David Fischer, class of 2010, is a psychology major, concentrating in neural and behavioral science and minoring in philosophy. Funded by a Beckman scholarship, he spent the summers of 2008, 2009 and 2010 working with Dr. Wendy Sternberg in a biological psychology lab. His research investigated the relationship between social and pain behavior, the effects of environmental changes on neurogenesis, and the neuroendocrine correlates of stress. For his thesis, David studied the effects of aggression and testosterone on brain development in a project entitled, “Determining the Cause of Increased Neurogenesis in Dominant Rodents: Dissociating the Effects of Social Hierarchies and Testosterone.” He plans to attend medical school in order to pursue a clinical career in neuroscience.

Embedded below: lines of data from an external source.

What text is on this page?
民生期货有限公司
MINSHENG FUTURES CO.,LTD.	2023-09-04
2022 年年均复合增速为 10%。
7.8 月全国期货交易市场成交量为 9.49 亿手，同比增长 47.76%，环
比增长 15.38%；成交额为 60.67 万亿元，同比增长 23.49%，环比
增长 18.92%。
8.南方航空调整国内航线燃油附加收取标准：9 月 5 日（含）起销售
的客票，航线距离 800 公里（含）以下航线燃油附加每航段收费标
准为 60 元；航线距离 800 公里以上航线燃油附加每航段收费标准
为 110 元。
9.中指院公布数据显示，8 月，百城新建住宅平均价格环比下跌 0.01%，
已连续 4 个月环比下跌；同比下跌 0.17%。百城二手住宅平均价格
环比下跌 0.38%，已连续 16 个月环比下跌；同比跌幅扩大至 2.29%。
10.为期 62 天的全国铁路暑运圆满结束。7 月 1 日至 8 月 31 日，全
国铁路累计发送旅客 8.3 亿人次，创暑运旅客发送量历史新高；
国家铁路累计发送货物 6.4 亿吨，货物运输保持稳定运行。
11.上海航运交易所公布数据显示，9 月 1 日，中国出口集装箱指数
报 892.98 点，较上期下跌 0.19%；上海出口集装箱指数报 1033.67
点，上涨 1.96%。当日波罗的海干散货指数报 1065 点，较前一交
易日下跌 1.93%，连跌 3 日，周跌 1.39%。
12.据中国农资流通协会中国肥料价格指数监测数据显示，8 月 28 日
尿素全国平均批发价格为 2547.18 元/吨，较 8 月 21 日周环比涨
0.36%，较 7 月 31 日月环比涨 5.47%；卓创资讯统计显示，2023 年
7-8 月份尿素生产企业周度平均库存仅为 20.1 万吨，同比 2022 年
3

Michele Buonora, class of 2011, is a Psychology major with a concentration in Neural and Behavioral Sciences. A Magill-Rhoads scholar, Michele hopes to attend medical school following her studies at Haverford. Sponsored by the Howard Hughes Medical Institute (HHMI), Michele spent the summer of 2009 researching the social influences of pain behavior, as well as the environmental and neuroendocrine correlates of neurogenesis and stress with Wendy Sternberg, MA PhD, at Haverford. In 2010, she received a Benjamin A. Gilman International Scholarship sponsored by the U.S. State Department to spend the spring semester studying at University College London (UCL) in the Department of Neuroscience, Physiology & Pharmacology. While at UCL, Michele researched the neurobiological mechanisms behind and neurophysiological techniques of measuring infant pain processing under Maria Fitzgerald, PhD BA FMedSci. Michele is also captain of the Women’s Varsity Soccer team and a 2-time member of the All-Centennial Conference team, as well as co-president of Haverford’s PreHealth Society.